Pendant la bataille d’Alger, en 1957, le capitaine Denoix de Saint-Marc a été chef de cabinet du général Massu, qui, à la tête de la 10e division parachutiste, s’était vu confier les pouvoirs de police sur le Grand Alger, et celui-ci l’a chargé à partir de mai 1957 des relations avec la presse. De cet épisode qu’a pourtant rappelé le général Massu, le site internet et les ouvrages que lui a consacré Laurent Beccaria, ne disent rien[9]. Hélie Denoix de Saint-Marc était parfaitement au courant des méthodes de la Bataille d’Alger, de ce qui se passait à la villa Sésini et à la villa des Roses, et autres lieux de tortures de sinistre mémoire pratiquées par les hommes du 1er REP[10].

Sorte d’attaché de presse du général Massu à partir du mois de mai, son travail d’« enfumage » de l’opinion publique française a consisté à défendre et à justifier les fonctions de police exercée dans le Grand Alger par la 10e division parachutiste.
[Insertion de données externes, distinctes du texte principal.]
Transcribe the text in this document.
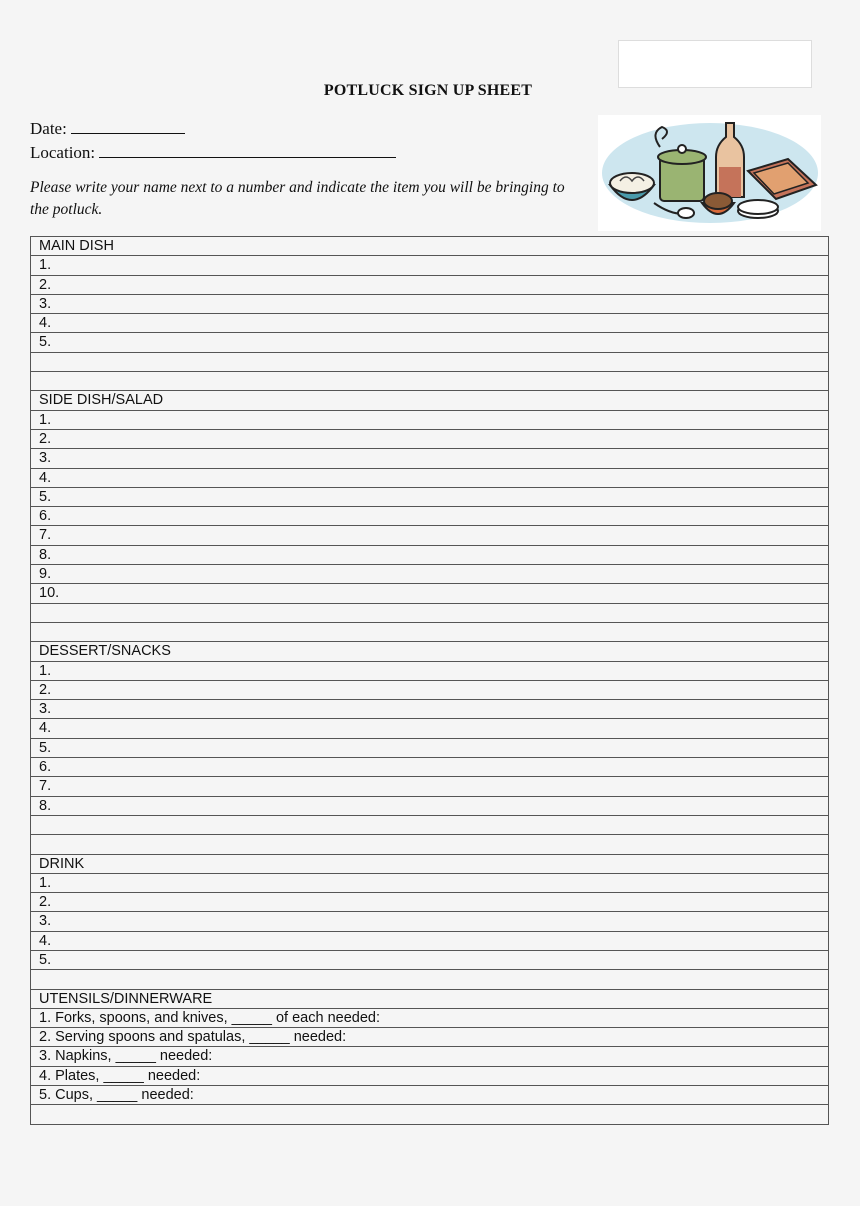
POTLUCK SIGN UP SHEET
Date:
Location:
Please write your name next to a number and indicate the item you will be bringing to the potluck.
MAIN DISH
1.
2.
3.
4.
5.
SIDE DISH/SALAD
1.
2.
3.
4.
5.
6.
7.
8.
9.
10.
DESSERT/SNACKS
1.
2.
3.
4.
5.
6.
7.
8.
DRINK
1.
2.
3.
4.
5.
UTENSILS/DINNERWARE
1. Forks, spoons, and knives, _____ of each needed:
2. Serving spoons and spatulas, _____ needed:
3. Napkins, _____ needed:
4. Plates, _____ needed:
5. Cups, _____ needed:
C’est son passé de résistant déporté et son allure d’homme raisonnable qui l’avaient fait choisir parmi d’autres officiers parachutistes pour tenter de faire passer auprès de la presse et des hommes politiques venus de France le discours de l’armée qui cherchait à jeter un voile pudique sur la pratique massive de la torture et des exécutions sommaires.

Mais, dans ses ouvrages et sur son site, loin de s’être livré à un effort de lucidité sur ce passé, Hélie Denoix de Saint-Marc l’a reconstruit. Il affirmait, par exemple, que les fonctions de police auraient été imposées « à son corps défendant » à la 10e division parachutiste et à Massu[11], par Robert Lacoste et Guy Mollet, ce qui est contraire à la réalité. En fait, Massu, secondé et conseillé par les colonels Roger Trinquier, commandant adjoint de la 10e division parachutiste, et Yves Godard, chef d’état-major puis commandant adjoint de la division, avait énoncé depuis longtemps les moyens qu’ils pensaient devoir être employés pour lutter contre le FLN qu’ils considéraient comme la seule solution et qu’ils se proposaient d’appliquer.

Nommé en août 1956 à la tête d’une commission chargée d’élaborer une doctrine de contre-terrorisme urbain, Massu a élaboré avec Godard et Trinquier une note préconisant de confier à l’armée la fonction du maintien de l’ordre et précisant les méthodes qui seront celles-là mêmes de la Bataille d’Alger :

«  1/ Tout individu entrant dans une organisation terroriste, ou facilitant sciemment l’action de ses éléments (propagande, aide, recrutement, etc.), est passible de la peine de mort. 

2/ Tout individu, appartenant à une organisation terroriste et tombant entre les mains des forces spécialisées du maintien de l’ordre, sera interrogé sur le champ, sans désemparer, par les forces mêmes qui l’ont arrêté.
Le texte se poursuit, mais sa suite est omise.